Bei der neuen Generation der Flamox Einbaugehäuse für abgehängte EI30-Brandschutzdecken sind die Abmessungen an die moderne Beleuchtung und Beschallung angepasst. In den Gehäusen können Leuchten mit LEDs, Kompaktleuchtstofflampen, Niedervolt- und Hochvolt-Halogenlampen sowie Lautsprecher und andere Einbaugeräte inklusive eventuell benötigter Betriebsgeräte installiert werden.

Sie lassen sich auch nachträglich in den Decken von unten durch die dafür zu erstellende Installationsöffnung montieren, ohne dass es zusätzlicher Abhängungen bedarf. Somit steht dem Elektrohandwerk ein Gehäusesystem für Brandschutzdecken zur Verfügung, das nachträglich zu montieren sowie universell einsetzbar ist und gleichzeitig die erforderliche Sicherheit für die Installation von Leuchten und Lautsprechern in Brandschutzdecken bietet.

Für Durchbrüche durch Brandschutzwände oder -decken hat der Hersteller unterschiedliche Schottsysteme wie das Leitungsschott LS 90 und das Rohrschott RS 90 für einzelne Kabel oder Rohre, die zweiteiligen Dosenschottsysteme DS 90/74 und DS 90/120 für Kabel sowie Leitungs- oder Rohrbündel größeren Durchmessers im Programm.

Die Abschottungen können in massive Mauerwerkswände-, Beton- und Trockenbauwände eingebaut werden. Darüber hinaus werden spezielle Deckenschottsysteme für Beton- oder Porenbetondecken angeboten.

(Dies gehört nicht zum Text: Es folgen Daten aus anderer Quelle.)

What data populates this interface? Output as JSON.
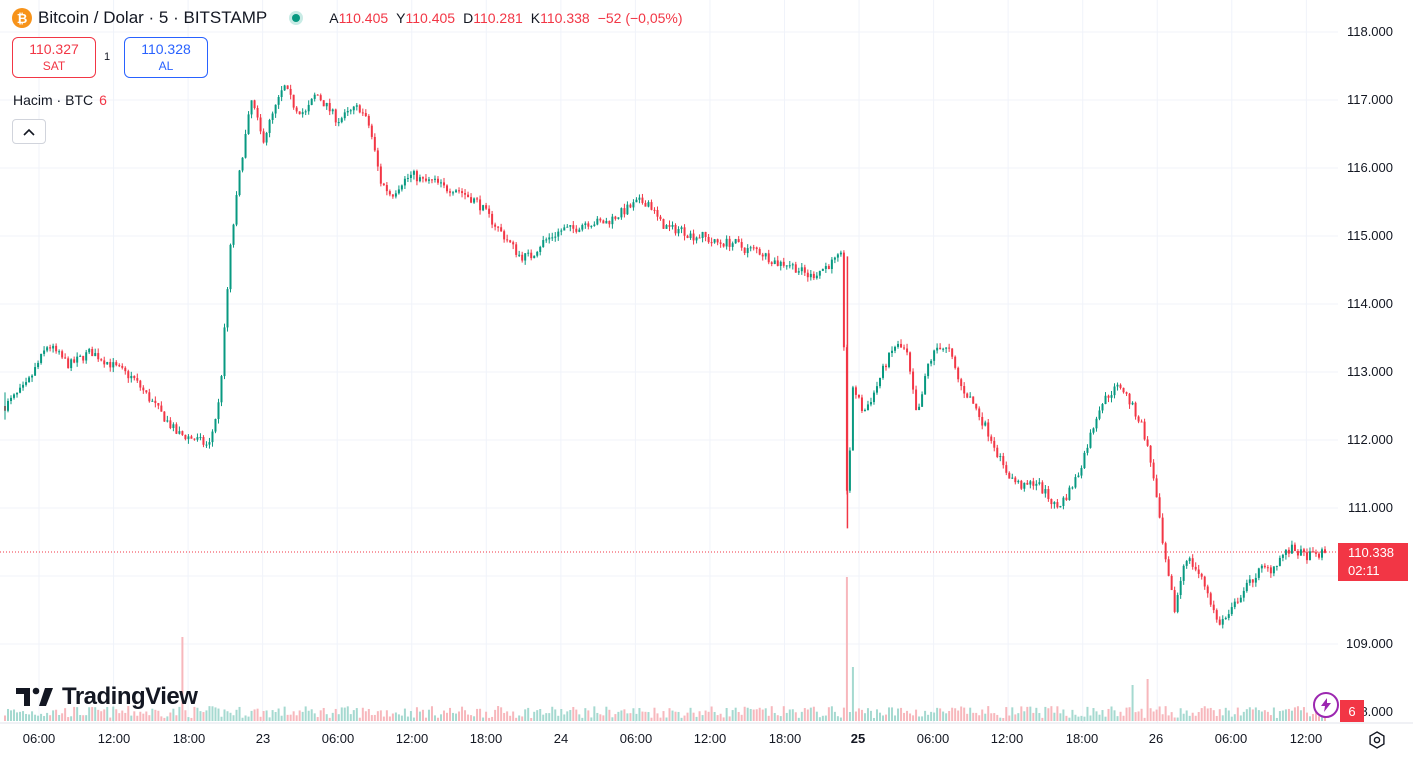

Alle Systeme sind mit der AFS-Technik ausgestattet und lassen sich mit herkömmlichem Werkzeug installieren. Zudem können sie jederzeit demontiert werden, sodass Nachbelegungen zerstörungsfrei und sicher ausführbar sind. Zum rauchdichten Verschluss der Enden von Installationsrohren, die in Brandschutzdecken und -wänden verwendet werden, stehen zudem patentierte Dichtstopfen zur Verfügung. Damit lassen sich dank der Econ-Technik sowohl Leitungen als auch Einzeladern luft- und vor allem rauchdicht durch Installationsrohre führen.

Auch im privaten Wohnraum, wo baulicher Brandschutz baurechtlich nicht vorgeschrieben ist, ist die brandschutzsichere Installation von LED- oder Halogen-Einbauleuchten eine wichtige und sinnvolle Präventionsmaßnahme. Schließlich gehen von Leuchten in Decken in Leichtbauweise oft hohe Temperaturen aus.

Baustoffe und Bauteile wie Dampfsperre, Dämmung oder Holzkonstruktion sind oft einer latenten Brandgefahr ausgesetzt. Für den Einbau von starren oder schwenkbaren LED-Leuchten in Hohldecken gibt es das Thermox-LED-Programm. Es besteht aus vier Gehäusen in verschiedenen Größen. Diese lassen sich in Paneel- oder Kassettendecken ebenso installieren wie in fugenlosen Unterdeckenkonstruktionen aus Gipskarton, Mineralfaserplatten, MdF- oder Spanplatten mit Einfach- oder Zweifach-Lattung.

In gedämmten Decken sorgen die werkzeuglos zu montierenden Gehäuse für die dauerhafte Luftdichtheit und schützen gleichzeitig das umgebende Material, wie Dampfbremsfolie oder Dämmung, vor zu hoher Erhitzung durch die vom Leuchtmittel abgegebene Wärme.

Das Thermox-Einbaugehäuse eignet sich für den Einbau von Halogenlampen sowie Leuchten, die mit LED-Retrofit-Leuchtmitteln ausgestattet sind. Es minimiert die von heißen Lampen ausgehende Gefahr in nahezu allen Deckenarten und schirmt brennbare Materialien sicher ab. Das Gehäuse schafft stets einen sicheren Abstand zur Leuchte.